SUSE update for tomcat

1) Input validation error

EUVDB-ID: #VU105485

Risk: Critical

CVSSv4.0: 9.2 [CVSS:4.0/AV:N/AC:L/AT:P/PR:N/UI:N/VC:H/VI:H/VA:H/SC:N/SI:N/SA:N/E:A/U:Red]

CVE-ID: CVE-2025-24813

CWE-ID: CWE-20 - Improper input validation

Exploit availability: Yes

Description

The vulnerability allows a remote attacker to compromise the affected system.

The vulnerability exists due to insufficient validation of user-supplied input when handling file uploads via HTTP PUT requests. A remote attacker can send a specially crafted HTTP PUT request to the server and gain access to sensitive information or even execute arbitrary code.

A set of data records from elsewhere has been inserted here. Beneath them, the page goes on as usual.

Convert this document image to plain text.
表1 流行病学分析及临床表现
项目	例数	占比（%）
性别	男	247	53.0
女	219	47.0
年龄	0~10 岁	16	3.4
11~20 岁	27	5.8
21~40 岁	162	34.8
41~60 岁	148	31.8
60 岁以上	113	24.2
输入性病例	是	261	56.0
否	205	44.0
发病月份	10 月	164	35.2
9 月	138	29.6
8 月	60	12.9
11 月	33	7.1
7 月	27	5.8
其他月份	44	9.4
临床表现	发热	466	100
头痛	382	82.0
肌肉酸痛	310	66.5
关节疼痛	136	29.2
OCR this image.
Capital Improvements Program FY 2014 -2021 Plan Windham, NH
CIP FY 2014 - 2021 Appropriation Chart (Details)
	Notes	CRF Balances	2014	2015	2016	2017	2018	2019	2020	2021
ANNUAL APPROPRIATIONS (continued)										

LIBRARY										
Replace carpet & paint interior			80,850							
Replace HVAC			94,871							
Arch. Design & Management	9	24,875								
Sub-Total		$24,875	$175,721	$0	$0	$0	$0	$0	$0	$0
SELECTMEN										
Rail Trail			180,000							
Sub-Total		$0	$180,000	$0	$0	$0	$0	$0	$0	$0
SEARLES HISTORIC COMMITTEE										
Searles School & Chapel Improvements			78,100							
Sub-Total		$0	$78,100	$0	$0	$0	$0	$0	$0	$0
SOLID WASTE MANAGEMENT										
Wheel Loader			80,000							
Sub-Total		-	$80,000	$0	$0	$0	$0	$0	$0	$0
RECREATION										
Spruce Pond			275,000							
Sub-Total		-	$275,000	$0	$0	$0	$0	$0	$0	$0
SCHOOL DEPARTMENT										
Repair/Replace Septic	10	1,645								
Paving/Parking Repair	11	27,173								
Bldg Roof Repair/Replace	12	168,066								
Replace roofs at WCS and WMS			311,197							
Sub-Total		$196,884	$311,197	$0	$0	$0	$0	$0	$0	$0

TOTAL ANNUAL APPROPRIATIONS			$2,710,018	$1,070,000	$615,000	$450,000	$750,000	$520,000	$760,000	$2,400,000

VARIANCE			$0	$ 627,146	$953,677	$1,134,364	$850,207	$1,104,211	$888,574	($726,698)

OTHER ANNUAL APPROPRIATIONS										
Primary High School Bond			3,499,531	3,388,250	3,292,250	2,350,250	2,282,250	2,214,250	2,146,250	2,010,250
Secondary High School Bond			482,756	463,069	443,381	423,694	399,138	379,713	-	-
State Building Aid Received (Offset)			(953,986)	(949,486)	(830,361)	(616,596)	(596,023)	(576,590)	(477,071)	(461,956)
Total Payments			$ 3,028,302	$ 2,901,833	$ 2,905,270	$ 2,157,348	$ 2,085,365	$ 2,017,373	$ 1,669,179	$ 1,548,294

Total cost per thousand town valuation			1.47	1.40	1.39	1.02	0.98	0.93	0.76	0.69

If all of the following were true, a malicious user was able to view security sensitive files and/or inject content into those files:

• writes enabled for the default servlet (disabled by default)
• support for partial PUT (enabled by default)
• a target URL for security sensitive uploads that is a sub-directory of a target URL for public uploads
• attacker knowledge of the names of security sensitive files being uploaded
• the security sensitive files also being uploaded via partial PUT

If all of the following were true, a malicious user was able to perform remote code execution:

• writes enabled for the default servlet (disabled by default)
• support for partial PUT (enabled by default)
• application was using Tomcat's file based session persistence with the default storage location
• application included a library that may be leveraged in a deserialization attack

Mitigation

Update the affected package tomcat to the latest version.

Vulnerable software versions

SUSE Linux Enterprise Server 12 SP5 LTSS Extended: Security

SUSE Linux Enterprise Server 12 SP5: LTSS

SUSE Linux Enterprise Server for SAP Applications 12: SP5

SUSE Linux Enterprise Server 12: SP5

SUSE Linux Enterprise High Performance Computing 12: SP5

tomcat-admin-webapps: before 9.0.36-3.139.1

tomcat-lib: before 9.0.36-3.139.1

tomcat-webapps: before 9.0.36-3.139.1

tomcat-el-3_0-api: before 9.0.36-3.139.1

tomcat-javadoc: before 9.0.36-3.139.1

tomcat-jsp-2_3-api: before 9.0.36-3.139.1

tomcat-servlet-4_0-api: before 9.0.36-3.139.1

tomcat: before 9.0.36-3.139.1

tomcat-docs-webapp: before 9.0.36-3.139.1

CPE2.3

• cpe:2.3:o:suse:suse_linux_enterprise_server_12_sp5_ltss_extended:Security:*:*:*:*:*:*:*
• cpe:2.3:o:suse:suse_linux_enterprise_server_12_sp5:LTSS:*:*:*:*:*:*:*
• cpe:2.3:o:suse:suse_linux_enterprise_server_for_sap_applications_12:SP5:*:*:*:*:*:*:*
• cpe:2.3:o:suse:suse_linux_enterprise_server_12:SP5:*:*:*:*:*:*:*
• cpe:2.3:o:suse:suse_linux_enterprise_high_performance_computing_12:SP5:*:*:*:*:*:*:*
• cpe:2.3:a:suse:tomcat-admin-webapps:*:*:*:*:*:suse_linux:*:*
• cpe:2.3:a:suse:tomcat-lib:*:*:*:*:*:suse_linux:*:*
• cpe:2.3:a:suse:tomcat-webapps:*:*:*:*:*:suse_linux:*:*
• cpe:2.3:a:suse:tomcat-el-3_0-api:*:*:*:*:*:suse_linux:*:*
• cpe:2.3:a:suse:tomcat-javadoc:*:*:*:*:*:suse_linux:*:*
• cpe:2.3:a:suse:tomcat-jsp-2_3-api:*:*:*:*:*:suse_linux:*:*
• cpe:2.3:a:suse:tomcat-servlet-4_0-api:*:*:*:*:*:suse_linux:*:*
• cpe:2.3:a:suse:tomcat:*:*:*:*:*:suse_linux:*:*
• cpe:2.3:a:suse:tomcat-docs-webapp:*:*:*:*:*:suse_linux:*:*

External links

https://www.suse.com/support/update/announcement/2025/suse-su-20250954-1/

Q & A

Can this vulnerability be exploited remotely?

Yes. This vulnerability can be exploited by a remote non-authenticated attacker via the Internet.

Is there known malware, which exploits this vulnerability?

Yes. This vulnerability is being exploited in the wild.